Nonostante questi aspetti incoraggianti, il dato complessivo sul rischio di povertà rimane allarmante, soprattutto se si considera che circa una persona su quattro in Italia è a rischio di grave deprivazione, una condizione che comprende difficoltà a permettersi un pasto regolare, a sostenere spese impreviste, o a pagare l’affitto.
Disuguaglianze territoriali e andamento degli indicatori di benessere
Il rapporto Bes evidenzia inoltre profonde disparità territoriali nel Paese. Le regioni del Nord e del Centro Italia, ad eccezione del Lazio, mostrano un livello di benessere superiore alla media nazionale: in queste aree almeno il 60% degli indicatori regionali analizzati ha valori migliori rispetto al resto del Paese. In particolare, le Province autonome di Trento e Bolzano, il Veneto e il Friuli-Venezia Giulia superano il 70% di indicatori positivi.
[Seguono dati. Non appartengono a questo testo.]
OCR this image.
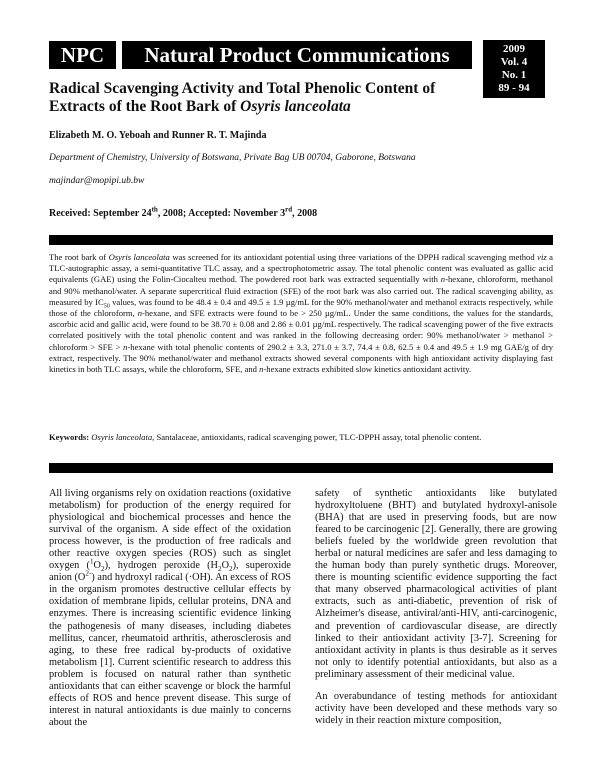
NPC	Natural Product Communications	2009
Vol. 4
No. 1
89 - 94
Radical Scavenging Activity and Total Phenolic Content of Extracts of the Root Bark of Osyris lanceolata
Elizabeth M. O. Yeboah and Runner R. T. Majinda
Department of Chemistry, University of Botswana, Private Bag UB 00704, Gaborone, Botswana
majindar@mopipi.ub.bw
Received: September 24th, 2008; Accepted: November 3rd, 2008
The root bark of Osyris lanceolata was screened for its antioxidant potential using three variations of the DPPH radical scavenging method viz a TLC-autographic assay, a semi-quantitative TLC assay, and a spectrophotometric assay. The total phenolic content was evaluated as gallic acid equivalents (GAE) using the Folin-Ciocalteu method. The powdered root bark was extracted sequentially with n-hexane, chloroform, methanol and 90% methanol/water. A separate supercritical fluid extraction (SFE) of the root bark was also carried out. The radical scavenging ability, as measured by $IC_{50}$ values, was found to be 48.4 ± 0.4 and 49.5 ± 1.9 µg/mL for the 90% methanol/water and methanol extracts respectively, while those of the chloroform, n-hexane, and SFE extracts were found to be > 250 µg/mL. Under the same conditions, the values for the standards, ascorbic acid and gallic acid, were found to be 38.70 ± 0.08 and 2.86 ± 0.01 µg/mL respectively. The radical scavenging power of the five extracts correlated positively with the total phenolic content and was ranked in the following decreasing order: 90% methanol/water > methanol > chloroform > SFE > n-hexane with total phenolic contents of 290.2 ± 3.3, 271.0 ± 3.7, 74.4 ± 0.8, 62.5 ± 0.4 and 49.5 ± 1.9 mg GAE/g of dry extract, respectively. The 90% methanol/water and methanol extracts showed several components with high antioxidant activity displaying fast kinetics in both TLC assays, while the chloroform, SFE, and n-hexane extracts exhibited slow kinetics antioxidant activity.
Keywords: Osyris lanceolata, Santalaceae, antioxidants, radical scavenging power, TLC-DPPH assay, total phenolic content.

All living organisms rely on oxidation reactions (oxidative metabolism) for production of the energy required for physiological and biochemical processes and hence the survival of the organism. A side effect of the oxidation process however, is the production of free radicals and other reactive oxygen species (ROS) such as singlet oxygen $(^1O_2)$, hydrogen peroxide $(H_2O_2)$, superoxide anion $(O^{2-})$ and hydroxyl radical (·OH). An excess of ROS in the organism promotes destructive cellular effects by oxidation of membrane lipids, cellular proteins, DNA and enzymes. There is increasing scientific evidence linking the pathogenesis of many diseases, including diabetes mellitus, cancer, rheumatoid arthritis, atherosclerosis and aging, to these free radical by-products of oxidative metabolism [1]. Current scientific research to address this problem is focused on natural rather than synthetic antioxidants that can either scavenge or block the harmful effects of ROS and hence prevent disease. This surge of interest in natural antioxidants is due mainly to concerns about the

safety of synthetic antioxidants like butylated hydroxyltoluene (BHT) and butylated hydroxyl-anisole (BHA) that are used in preserving foods, but are now feared to be carcinogenic [2]. Generally, there are growing beliefs fueled by the worldwide green revolution that herbal or natural medicines are safer and less damaging to the human body than purely synthetic drugs. Moreover, there is mounting scientific evidence supporting the fact that many observed pharmacological activities of plant extracts, such as anti-diabetic, prevention of risk of Alzheimer's disease, antiviral/anti-HIV, anti-carcinogenic, and prevention of cardiovascular disease, are directly linked to their antioxidant activity [3-7]. Screening for antioxidant activity in plants is thus desirable as it serves not only to identify potential antioxidants, but also as a preliminary assessment of their medicinal value.

An overabundance of testing methods for antioxidant activity have been developed and these methods vary so widely in their reaction mixture composition,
Al contrario, le regioni del Mezzogiorno sono caratterizzate da una maggioranza di indicatori con valori peggiori rispetto alla media nazionale, con Campania e Puglia che registrano oltre sette indicatori su dieci in peggioramento. Questo quadro conferma la persistente divaricazione tra Nord e Sud, che si riflette anche nei livelli di occupazione, qualità dei servizi e condizioni economiche.
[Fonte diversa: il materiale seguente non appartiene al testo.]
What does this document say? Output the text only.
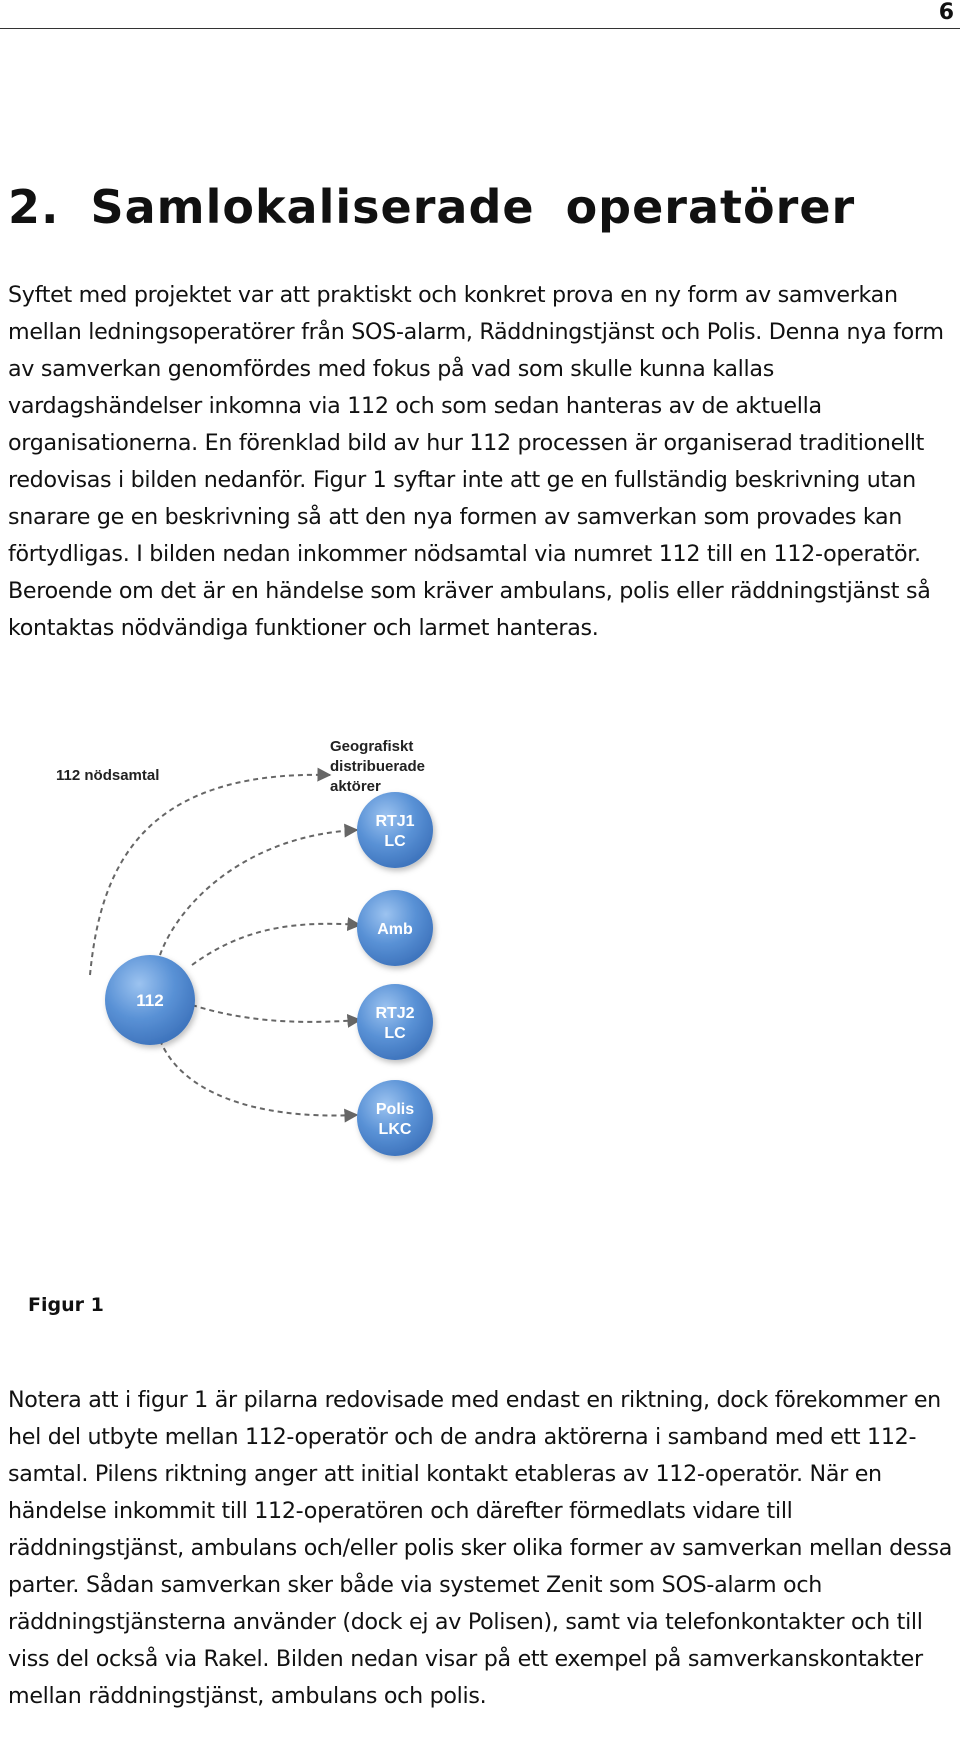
6
2. Samlokaliserade operatörer

Syftet med projektet var att praktiskt och konkret prova en ny form av samverkan mellan ledningsoperatörer från SOS-alarm, Räddningstjänst och Polis. Denna nya form av samverkan genomfördes med fokus på vad som skulle kunna kallas vardagshändelser inkomna via 112 och som sedan hanteras av de aktuella organisationerna. En förenklad bild av hur 112 processen är organiserad traditionellt redovisas i bilden nedanför. Figur 1 syftar inte att ge en fullständig beskrivning utan snarare ge en beskrivning så att den nya formen av samverkan som provades kan förtydligas. I bilden nedan inkommer nödsamtal via numret 112 till en 112-operatör. Beroende om det är en händelse som kräver ambulans, polis eller räddningstjänst så kontaktas nödvändiga funktioner och larmet hanteras.

112 nödsamtal
Geografiskt
distribuerade
aktörer
112
RTJ1
LC
Amb
RTJ2
LC
Polis
LKC

Figur 1

Notera att i figur 1 är pilarna redovisade med endast en riktning, dock förekommer en hel del utbyte mellan 112-operatör och de andra aktörerna i samband med ett 112-samtal. Pilens riktning anger att initial kontakt etableras av 112-operatör. När en händelse inkommit till 112-operatören och därefter förmedlats vidare till räddningstjänst, ambulans och/eller polis sker olika former av samverkan mellan dessa parter. Sådan samverkan sker både via systemet Zenit som SOS-alarm och räddningstjänsterna använder (dock ej av Polisen), samt via telefonkontakter och till viss del också via Rakel. Bilden nedan visar på ett exempel på samverkanskontakter mellan räddningstjänst, ambulans och polis.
L’analisi degli indicatori Bes rivela che, nell’ultimo anno, solo il 34,3% degli indicatori disponibili è migliorato significativamente, mentre il 26,3% è peggiorato e il 39,4% si è mantenuto stabile. In particolare, nel dominio “Lavoro e conciliazione dei tempi di vita” sette indicatori su tredici sono in miglioramento, ma cinque risultano in peggioramento. Nel settore “Qualità dei servizi” si registra un equilibrio tra miglioramenti e peggioramenti, mentre nel campo “Sicurezza e Politica e istituzioni” si osserva la maggiore quota di indicatori in deterioramento.
Nel lungo periodo, tuttavia, la situazione appare più positiva con oltre la metà degli indicatori (70 su 128) in miglioramento. Tutti gli indicatori relativi alla sicurezza sono in crescita, così come la maggior parte di quelli legati a innovazione, ricerca, creatività, politica, istituzioni e benessere soggettivo. L’unico settore con una significativa quota di indicatori in peggioramento è quello delle relazioni sociali.
Il contesto europeo e le sfide future
In un’analisi più ampia, il confronto con il resto dell’Unione Europea mostra che la povertà e la disuguaglianza sono problemi in crescita in quasi tutti gli Stati membri. Nel 2024, circa 93 milioni di persone, pari al 21% della popolazione europea, erano a rischio di povertà o esclusione sociale, con una maggiore incidenza tra donne, giovani tra 18 e 24 anni e nuclei familiari con figli a carico.
L’Italia, con un indice di rischio povertà del 28,3%, si colloca tra i Paesi con i livelli più elevati, superata solo da Romania, Bulgaria, Grecia, Lettonia, Ungheria, Croazia e Spagna. Questo dato emerge da un dossier del Servizio Studi di Montecitorio e Palazzo Madama, che sottolinea inoltre come nel nostro Paese il lavoro povero e i bassi salari contribuiscano in modo significativo al rischio di esclusione sociale.
La situazione è aggravata dalle difficoltà legate alla composizione familiare, all’età e al livello di istruzione, fattori che influenzano fortemente la probabilità di trovarsi in condizioni di povertà. Eurostat definisce la “grave deprivazione” come la condizione di chi non può permettersi un pasto con carne, pollo o pesce ogni due giorni, non riesce a pagare affitti o mutui, non possiede un’auto o non può affrontare spese impreviste.
Il Rapporto evidenzia così la necessità di politiche mirate per migliorare l’occupazione, in particolare quella giovanile e femminile, e per ridurre le disuguaglianze, aspetti cruciali per evitare un peggioramento del Pil e del benessere collettivo nel medio-lungo termine.